**Feature Filtering:**

- The all-relevant problem of feature selection is the identification of all strongly and weakly relevant attributes. Problem is especially hard to solve for all time series classification and regression in industrial applications such as predictive maintenance or production line optimization, for which each label or regression target is associated with several time series and meta-information simultaneuosly. 

- to limit irrelevant features - tsfresh deploys the fresh algorithm (fresh stands for FeatuRe Extraction based on Scalable Hypothesis tests)

- The algorithm - is called by tsfresh.feature_selection.relevance.calculate_relevance_table(). Its an efficient and scalable feature extraction algorithm 

**How to add a custom feature:**
- To add custom made features from your time series, tsfresh allows you to do so in a few simple steps:

  - Step 1: Decide which type of feature you want to implement
    tsfresh supports 2 types of feature calculation methods:
    1. Simple
    2. Combiner
    The difference lays in the numbrt of features calculated for a singular time series. The feature_calculator is simple if it returns one (1) feature, and it is a combiner if it returns multiple features. 
  
  - Step 2: Write the feature calculator:
    - Depending on which type of feature calculator you're implementing, you can use the following feature calculator skeletons:

**1: simple features:**
- You can write a simple feature calculator that returns exactly one feature, without parameters as follows:

In [1]:
from tsfresh.feature_extraction.feature_calculators import set_property

In [2]:
@set_property("fctype","simple")
def your_feature_calculator(x):
    """
        The description of the feature

        :param x: The time series to calculate the feature of
        :type x: pandas.series
        : return: the value of this feature
        : return type: bool, int, or float
    """

    # calculation of feature as float, int, or bool
    result = f(x)
    return result

or with parameters:

In [4]:
@set_property("fctype","simple")
def your_feature_calculator(x, p1, p2):
    """
        Description of your feature
        : param x: the time series to calculate the feature of
        : type x: pandas.Series
        : param p1: Description of your parameter p1
        : type p1: type of your parameter p1
        : param p2: description of your parameter p2
        : type p2: type of your parameter p2
        ..................
        : return: the value of this feature
        : return type: bool, int, or float
    """
    # calculation of feature as float, int, or bool
    f = f(x)
    return f

**2. Combiner Features:**
- Alternatively, you can write a combiner feature calculator that returns multiple features as follows:

In [5]:
from tsfresh.utilities.string_manipulation import convert_to_output_format

In [6]:
@set_property("fctype", "combiner")
def your_feature_calculator(x, param):
    """
        Short description of your feature (should be a one liner as we parse the first line of the description)

    Long detailed description, add somme equations, add some references, what kind of statistics is the feature
    capturing? When should you use it? When not?

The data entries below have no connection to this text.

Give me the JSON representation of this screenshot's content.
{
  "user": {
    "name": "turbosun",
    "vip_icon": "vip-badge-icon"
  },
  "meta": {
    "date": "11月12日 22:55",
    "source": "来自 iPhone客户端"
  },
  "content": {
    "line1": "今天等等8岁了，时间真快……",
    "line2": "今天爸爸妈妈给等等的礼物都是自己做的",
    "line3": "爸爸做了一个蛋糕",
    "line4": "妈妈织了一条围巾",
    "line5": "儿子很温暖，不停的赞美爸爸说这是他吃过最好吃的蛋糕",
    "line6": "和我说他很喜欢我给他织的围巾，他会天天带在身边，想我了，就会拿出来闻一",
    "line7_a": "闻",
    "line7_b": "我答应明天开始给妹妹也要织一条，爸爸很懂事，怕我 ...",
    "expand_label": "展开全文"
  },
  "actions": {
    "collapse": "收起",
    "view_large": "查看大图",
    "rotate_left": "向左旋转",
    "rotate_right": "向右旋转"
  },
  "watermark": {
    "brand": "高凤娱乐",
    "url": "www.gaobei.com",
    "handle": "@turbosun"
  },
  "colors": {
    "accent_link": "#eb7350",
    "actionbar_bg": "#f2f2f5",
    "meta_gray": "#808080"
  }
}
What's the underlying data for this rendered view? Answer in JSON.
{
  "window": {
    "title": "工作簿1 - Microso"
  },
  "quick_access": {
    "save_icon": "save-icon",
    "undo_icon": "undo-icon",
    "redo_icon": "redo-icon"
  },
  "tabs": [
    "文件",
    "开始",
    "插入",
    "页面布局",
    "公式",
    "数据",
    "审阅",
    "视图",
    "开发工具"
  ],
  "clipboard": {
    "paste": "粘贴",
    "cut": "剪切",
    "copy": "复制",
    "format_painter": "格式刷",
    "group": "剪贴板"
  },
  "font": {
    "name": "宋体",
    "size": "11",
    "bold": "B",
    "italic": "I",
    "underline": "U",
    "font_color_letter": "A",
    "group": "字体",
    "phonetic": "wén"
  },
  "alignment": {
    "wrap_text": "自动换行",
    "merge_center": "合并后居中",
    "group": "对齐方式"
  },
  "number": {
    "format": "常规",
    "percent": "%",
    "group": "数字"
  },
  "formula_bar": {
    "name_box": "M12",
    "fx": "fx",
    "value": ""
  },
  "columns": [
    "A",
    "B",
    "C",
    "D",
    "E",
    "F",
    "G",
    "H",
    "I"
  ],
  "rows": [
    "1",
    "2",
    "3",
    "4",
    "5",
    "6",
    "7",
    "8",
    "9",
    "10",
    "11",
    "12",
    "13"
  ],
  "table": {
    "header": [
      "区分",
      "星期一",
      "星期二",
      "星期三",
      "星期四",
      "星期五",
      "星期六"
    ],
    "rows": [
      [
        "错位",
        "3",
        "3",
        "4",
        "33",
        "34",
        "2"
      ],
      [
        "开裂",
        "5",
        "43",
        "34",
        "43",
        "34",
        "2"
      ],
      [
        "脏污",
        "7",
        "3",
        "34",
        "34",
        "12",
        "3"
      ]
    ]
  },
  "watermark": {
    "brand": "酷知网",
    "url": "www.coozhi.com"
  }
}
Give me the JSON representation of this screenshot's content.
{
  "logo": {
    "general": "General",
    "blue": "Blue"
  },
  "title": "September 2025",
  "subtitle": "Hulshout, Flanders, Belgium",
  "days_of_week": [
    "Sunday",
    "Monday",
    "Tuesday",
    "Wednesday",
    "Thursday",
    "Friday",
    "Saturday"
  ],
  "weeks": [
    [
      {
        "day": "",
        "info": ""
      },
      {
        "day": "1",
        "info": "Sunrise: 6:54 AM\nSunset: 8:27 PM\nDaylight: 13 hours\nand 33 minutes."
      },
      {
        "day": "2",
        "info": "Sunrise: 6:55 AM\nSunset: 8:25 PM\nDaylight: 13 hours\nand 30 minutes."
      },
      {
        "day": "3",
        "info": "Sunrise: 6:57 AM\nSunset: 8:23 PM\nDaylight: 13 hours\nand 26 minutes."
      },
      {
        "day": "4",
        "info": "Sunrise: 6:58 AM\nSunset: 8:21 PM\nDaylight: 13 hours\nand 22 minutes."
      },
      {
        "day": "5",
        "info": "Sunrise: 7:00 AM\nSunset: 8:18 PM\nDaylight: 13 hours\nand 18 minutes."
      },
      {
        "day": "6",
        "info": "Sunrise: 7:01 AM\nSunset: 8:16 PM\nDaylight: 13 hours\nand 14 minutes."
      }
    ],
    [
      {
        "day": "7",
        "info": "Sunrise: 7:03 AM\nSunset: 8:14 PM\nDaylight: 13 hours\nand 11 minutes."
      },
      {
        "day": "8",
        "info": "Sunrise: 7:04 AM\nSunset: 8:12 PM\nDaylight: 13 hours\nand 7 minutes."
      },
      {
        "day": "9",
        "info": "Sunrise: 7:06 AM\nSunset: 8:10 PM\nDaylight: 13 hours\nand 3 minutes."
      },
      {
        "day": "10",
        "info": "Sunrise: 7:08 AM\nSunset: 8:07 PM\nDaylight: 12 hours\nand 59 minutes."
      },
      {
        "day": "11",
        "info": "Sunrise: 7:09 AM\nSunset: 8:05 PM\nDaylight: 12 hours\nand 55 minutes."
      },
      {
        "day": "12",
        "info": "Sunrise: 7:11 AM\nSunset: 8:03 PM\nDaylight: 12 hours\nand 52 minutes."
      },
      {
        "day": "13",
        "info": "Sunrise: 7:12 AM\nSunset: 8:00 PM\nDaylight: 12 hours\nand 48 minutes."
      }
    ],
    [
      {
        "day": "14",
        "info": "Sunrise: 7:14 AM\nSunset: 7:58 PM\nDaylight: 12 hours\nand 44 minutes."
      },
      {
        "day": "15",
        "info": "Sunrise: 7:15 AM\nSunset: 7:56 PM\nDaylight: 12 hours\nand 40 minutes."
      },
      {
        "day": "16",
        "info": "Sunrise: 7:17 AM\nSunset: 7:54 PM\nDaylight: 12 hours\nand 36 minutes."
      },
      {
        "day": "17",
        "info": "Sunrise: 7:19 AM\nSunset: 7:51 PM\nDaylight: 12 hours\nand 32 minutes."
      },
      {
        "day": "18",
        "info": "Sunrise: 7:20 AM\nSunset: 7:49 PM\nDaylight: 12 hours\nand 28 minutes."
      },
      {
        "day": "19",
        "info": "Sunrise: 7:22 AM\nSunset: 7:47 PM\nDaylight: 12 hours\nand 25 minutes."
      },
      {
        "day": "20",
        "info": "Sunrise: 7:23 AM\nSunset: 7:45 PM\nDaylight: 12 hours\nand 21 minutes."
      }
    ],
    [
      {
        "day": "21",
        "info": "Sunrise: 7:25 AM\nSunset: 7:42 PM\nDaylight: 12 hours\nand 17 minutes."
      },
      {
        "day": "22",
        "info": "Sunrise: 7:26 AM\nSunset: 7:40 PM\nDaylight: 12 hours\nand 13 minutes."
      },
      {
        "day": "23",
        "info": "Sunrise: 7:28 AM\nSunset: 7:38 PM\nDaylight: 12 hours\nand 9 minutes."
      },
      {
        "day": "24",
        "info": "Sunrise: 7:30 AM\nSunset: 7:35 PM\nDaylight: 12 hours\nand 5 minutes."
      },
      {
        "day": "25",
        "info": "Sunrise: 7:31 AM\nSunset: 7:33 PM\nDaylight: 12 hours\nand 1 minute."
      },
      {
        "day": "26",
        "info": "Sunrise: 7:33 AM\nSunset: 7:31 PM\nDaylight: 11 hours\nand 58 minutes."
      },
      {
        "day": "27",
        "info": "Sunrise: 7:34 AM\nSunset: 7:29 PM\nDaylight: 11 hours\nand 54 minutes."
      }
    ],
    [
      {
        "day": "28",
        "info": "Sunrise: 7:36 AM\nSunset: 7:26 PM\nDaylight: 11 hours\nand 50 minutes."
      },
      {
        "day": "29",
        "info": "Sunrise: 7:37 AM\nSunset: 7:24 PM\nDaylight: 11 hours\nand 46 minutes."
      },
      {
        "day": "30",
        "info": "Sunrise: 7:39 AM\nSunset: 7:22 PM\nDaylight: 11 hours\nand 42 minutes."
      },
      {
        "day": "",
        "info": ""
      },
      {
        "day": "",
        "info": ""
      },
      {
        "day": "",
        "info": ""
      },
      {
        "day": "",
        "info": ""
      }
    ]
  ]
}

    :param x: the time series to calculate the feature of
    :type x: pandas.Series
    :param c: the time series name
    :type c: str
    :param param: contains dictionaries {"p1": x, "p2": y, ...} with p1 float, p2 int ...
    :type param: list
    :return: list of tuples (s, f) where s are the parameters, serialized as a string,
             and f the respective feature value as bool, int or float
    :return type: pandas.Series
    """
    return [(convert_to_output_format(config), f(x, config)) for config in param]


**Your own time-based feature calculators:**
- Writing your own time-based featire calculators is no different than usual. 


**Parallelization:**
- The feature extraction, the feature selection, as well as the rolling, offer the possibility of parallelization. By default, all of those tasks are parallelized by tsfresh. Here, we discuss the different settings to control the parallelization. To achieve the best results for your use case - experiment with the parameters.

- For large amounts of data that doesn't fit into memory - consider using spark or dask's convenience bindings.

**Parallelization of Feature Selection:**
- We use a multiprocessing.Pool to parallelize the calculation of the p-values for each feature. On instantiation we set the Pool's number of worker processes to n_jobs. This field defaults to the number of processors on the current system. Its recommended to set it to the maximum number of available and otherwise idle processors.

- The chunksize of the pool's map function is another important param to consider. can be set via the chunksize field.